Contudo, sua alma jovem ansiava novas esperanças e novos amores:

"Outros sonhos virão em outros dias,
ridentes, desdobrando pela estrada
da vida, não ouvidas harmonias
de uma lira de amor não dedilhada".

Fábio Montenegro foi um daqueles poetas cuja alma sempre esteve atenta às paisagens, às mudanças do clima e das estações, sabendo traduzi-las em seus poemas, com competência. Alguns exemplos:

"...na primavera, como em nossa vida,
como em nossas saudades dolorosas,
a terra estua em selva, enternecida,
para o parto dos lírios e das rosas."

Ou, então, exaltando o início de uma manhã:

"em tudo o riso, em tudo a graça, em tudo
o chilreio das aves – luz sonora;
lembra a terra um escrínio de veludo
guardando a joia rútila da flora

a alva neblina é um longo véu. Contudo,
reverberando pelo campo afora
espadas de ouro, como num escudo
verde, o sol rasga a túnica da aurora".

A paisagem de Santos, vista do alto do Monte Serrat, motivou-o a escrever, com certeza, um dos mais belos poemas que se fez sobre esta cidade, chamado No Monte Serrat:

"Só, do alto deste monte, orlado pela bruma,
sigo um sonho no espaço. A tarde no seu rito,
desenrola o rosário astral pelo infinito
e, na oração da noite, aos poucos se perfuma...

...desce a noite lutuosa, amortalhando os lírios...
Santos, embaixo, dorme, imersa em trevas, como
uma cidade morta entre milhões de círios."

Utilizando orações curtas e verbos que traduzem ação e desejos de materializar sensações, seu poema, "Poema da Terra", dedicado ao poeta Guilherme de Almeida, nos provoca prazer em desfrutar seu ritmo:

"O lavrador é um Poeta. O arado é uma pena. Doura
o campo que é o seu livro, o sol quente da rima.
O gênio lavra. A idéia amplia. A alma entesoura,
e a selva estua e ferve, e a vida esponta e anima...

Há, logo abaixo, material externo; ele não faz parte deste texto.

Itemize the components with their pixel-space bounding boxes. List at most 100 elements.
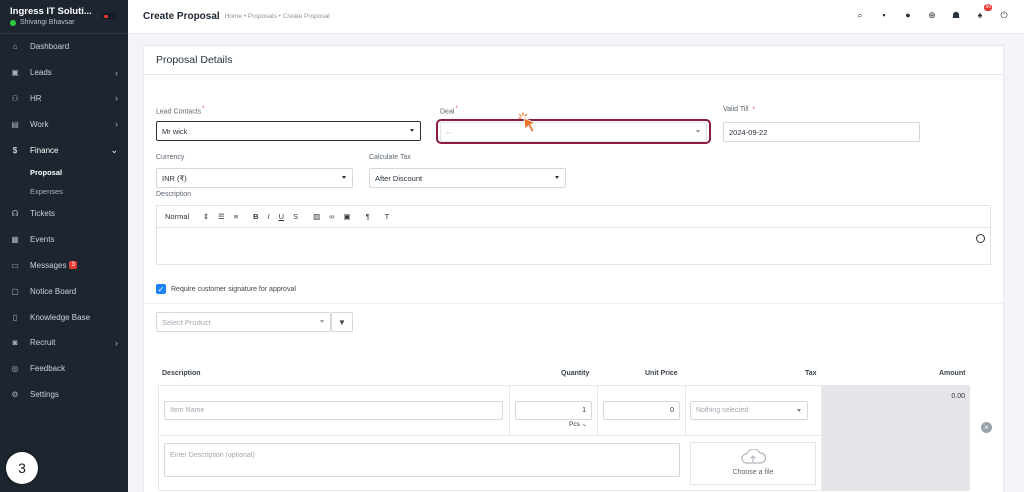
house-icon: ⌂ <box>12 42 18 52</box>
column-divider <box>685 385 686 435</box>
sidebar-item-label: Finance <box>30 145 59 155</box>
caret-down-icon <box>320 320 324 323</box>
caret-down-icon <box>696 130 700 133</box>
sidebar-item-dashboard[interactable]: ⌂ Dashboard <box>0 34 128 60</box>
sticky-note-icon[interactable]: ▪ <box>878 9 890 21</box>
sidebar-item-notice-board[interactable]: ▢ Notice Board <box>0 278 128 304</box>
sidebar-subitem-proposal[interactable]: Proposal <box>0 163 128 182</box>
sidebar-item-settings[interactable]: ⚙ Settings <box>0 382 128 408</box>
amount-column: 0.00 <box>822 385 970 491</box>
sidebar-item-label: Settings <box>30 389 59 399</box>
sidebar-item-finance[interactable]: $ Finance ⌄ <box>0 137 128 163</box>
remove-row-icon[interactable]: × <box>981 422 992 433</box>
deal-label: Deal* <box>440 106 458 116</box>
unit-price-input[interactable]: 0 <box>603 401 680 420</box>
sidebar-subitem-expenses[interactable]: Expenses <box>0 182 128 201</box>
proposal-card: Proposal Details Lead Contacts* Mr wick … <box>143 45 1004 492</box>
sidebar-item-feedback[interactable]: ◎ Feedback <box>0 356 128 382</box>
clipboard-icon: ▢ <box>11 286 19 296</box>
sidebar: Ingress IT Soluti... Shivangi Bhavsar ⌂ D… <box>0 0 128 492</box>
calculate-tax-select[interactable]: After Discount <box>369 168 566 188</box>
sidebar-item-label: Events <box>30 235 55 245</box>
sidebar-item-events[interactable]: ▦ Events <box>0 227 128 253</box>
link-icon[interactable]: ∞ <box>329 212 334 221</box>
sidebar-toggle-icon[interactable] <box>102 13 116 19</box>
calculate-tax-value: After Discount <box>375 173 423 183</box>
user-status: Shivangi Bhavsar <box>10 19 118 26</box>
chevron-right-icon: › <box>115 119 118 130</box>
currency-select[interactable]: INR (₹) <box>156 168 353 188</box>
gear-icon: ⚙ <box>11 389 19 399</box>
sidebar-header[interactable]: Ingress IT Soluti... Shivangi Bhavsar <box>0 0 128 34</box>
lead-contacts-select[interactable]: Mr wick <box>156 121 421 141</box>
file-upload[interactable]: Choose a file <box>690 442 816 485</box>
sidebar-nav: ⌂ Dashboard ▣ Leads › ⚇ HR › ▤ Work › $ Finance ⌄… <box>0 34 128 407</box>
ordered-list-icon[interactable]: ☰ <box>218 212 225 221</box>
calculate-tax-label: Calculate Tax <box>369 154 411 161</box>
filter-button[interactable]: ▼ <box>331 312 353 332</box>
sidebar-item-knowledge-base[interactable]: ▯ Knowledge Base <box>0 304 128 330</box>
topbar: Create Proposal Home • Proposals • Creat… <box>128 0 1024 34</box>
underline-icon[interactable]: U <box>279 212 284 221</box>
bullet-list-icon[interactable]: ≡ <box>234 212 238 221</box>
plus-circle-icon[interactable]: ⊕ <box>926 9 938 21</box>
divider <box>144 303 1003 304</box>
emoji-icon[interactable] <box>976 234 985 243</box>
currency-label: Currency <box>156 154 185 161</box>
help-bubble[interactable]: 3 <box>6 452 38 484</box>
bold-icon[interactable]: B <box>253 212 258 221</box>
deal-select[interactable]: -- <box>440 122 707 142</box>
clear-format-icon[interactable]: T <box>385 212 390 221</box>
quantity-input[interactable]: 1 <box>515 401 592 420</box>
valid-till-label-text: Valid Till <box>723 106 749 113</box>
column-header-quantity: Quantity <box>561 370 590 377</box>
description-editor[interactable]: Normal ⇕ ☰ ≡ B I U S ▨ ∞ ▣ ¶ T <box>156 205 991 265</box>
notification-badge: 50 <box>984 4 992 11</box>
id-card-icon: ▣ <box>11 68 19 78</box>
people-icon: ⚇ <box>11 93 19 103</box>
sidebar-item-leads[interactable]: ▣ Leads › <box>0 60 128 86</box>
lead-contacts-label-text: Lead Contacts <box>156 108 202 116</box>
chevron-right-icon: › <box>115 67 118 78</box>
sidebar-item-label: Dashboard <box>30 42 70 52</box>
checkmark-icon[interactable]: ✓ <box>156 284 166 294</box>
chevron-down-icon: ⌄ <box>110 144 118 155</box>
format-select[interactable]: Normal ⇕ <box>165 212 209 221</box>
sidebar-item-hr[interactable]: ⚇ HR › <box>0 86 128 112</box>
italic-icon[interactable]: I <box>268 212 270 221</box>
breadcrumb: Home • Proposals • Create Proposal <box>224 13 330 20</box>
sidebar-item-work[interactable]: ▤ Work › <box>0 111 128 137</box>
top-icons: ⌕ ▪ ● ⊕ ☗ ♠ 50 ⏻ <box>854 4 1010 21</box>
valid-till-input[interactable]: 2024-09-22 <box>723 122 920 142</box>
power-icon[interactable]: ⏻ <box>998 9 1010 21</box>
sidebar-item-tickets[interactable]: ☊ Tickets <box>0 201 128 227</box>
image-icon[interactable]: ▨ <box>313 212 320 221</box>
tax-value: Nothing selected <box>696 407 749 414</box>
sidebar-item-messages[interactable]: ▭ Messages 3 <box>0 253 128 279</box>
clock-icon[interactable]: ● <box>902 9 914 21</box>
item-name-input[interactable]: Item Name <box>164 401 503 420</box>
tax-select[interactable]: Nothing selected <box>690 401 808 420</box>
filter-icon: ▼ <box>338 317 346 327</box>
bell-icon[interactable]: ♠ 50 <box>974 4 992 21</box>
text-direction-icon[interactable]: ¶ <box>366 212 370 221</box>
strikethrough-icon[interactable]: S <box>293 212 298 221</box>
signature-checkbox-row[interactable]: ✓ Require customer signature for approva… <box>156 284 296 294</box>
signature-label: Require customer signature for approval <box>171 285 296 293</box>
choose-file-label: Choose a file <box>732 469 774 476</box>
sidebar-item-label: Leads <box>30 68 52 78</box>
column-divider <box>509 385 510 435</box>
feedback-icon: ◎ <box>11 364 19 374</box>
video-icon[interactable]: ▣ <box>344 212 351 221</box>
select-product[interactable]: Select Product <box>156 312 331 332</box>
search-icon[interactable]: ⌕ <box>854 9 866 21</box>
sidebar-item-recruit[interactable]: ◙ Recruit › <box>0 330 128 356</box>
column-header-tax: Tax <box>805 370 817 377</box>
item-description-textarea[interactable]: Enter Description (optional) <box>164 443 680 477</box>
lead-contacts-label: Lead Contacts* <box>156 106 205 116</box>
unit-select[interactable]: Pcs ⌄ <box>569 420 587 428</box>
column-divider <box>597 385 598 435</box>
sidebar-item-label: Recruit <box>30 338 56 348</box>
sidebar-item-label: Knowledge Base <box>30 312 91 322</box>
user-avatar-icon[interactable]: ☗ <box>950 9 962 21</box>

E o Poeta que te ergueu, e que te ama, em ardores
supremos, vive em ti, nas aves, no teu seio,
recebendo o penhor dos frutos e das flores..."

Devemos destacar um aspecto importante de sua criação poética: apreciava, talvez por influência dos parnasianos, utilizar palavras desconhecidas, raras e que nos obrigam a usar o dicionário. Eis alguns exemplos: híspido, rábida, áscuas, prónuba, lusbélica, tábido, zaínfe. Em contrapartida, criou poemas de linguagem simples, como o que fez para sua filha, Zélia:

"...ando cheio de amor por minha filha!
Nos seus olhos de noite sem luar,
intensamente, com fulgores, brilha
o meu olhar..."

Ou, o que tem como motivo, as andorinhas:

"...quando Abril canta enchendo de alegria
a terra, e pondo o céu mais azulado
as andorinhas, mal desponta o dia,
passam, trissando, sobre o meu telhado..."

Os horrores da Primeira Guerra Mundial (1914-1918) não passaram ilesos ao espírito sensível de Fábio Montenegro, que, utilizando o recurso linguístico do polissíndeto, ou seja, o uso excessivo da conjunção "e" e de palavras fortes, tencionando sonorizar os ruídos dos bombardeios, criou o poema A Guerra:

"eis fragor estúpido da guerra:
é a luta, é a sanha, é tudo que esbarronda,
e calca, e atroa, e estruge, e assombra, e aterra,
extermina, e excrucia, e mata e estronda!

Em sua curta vida, Fábio Montenegro misturou a luta pela sobrevivência (pois casara-se com uma moça chamada Anastácia, com quem teve dois filhos) com uma vida cultural intensa: de dia, trabalhava como escriturário da Cia. Docas de Santos, e à noite, era revisor do jornal A Tribuna. Fundou também sociedades culturais como a Quatro de Agosto, e jornais, como O Riso, todo confeccionado em versos. Colaborou em várias revistas da época, entre elas: A Fita e Flama.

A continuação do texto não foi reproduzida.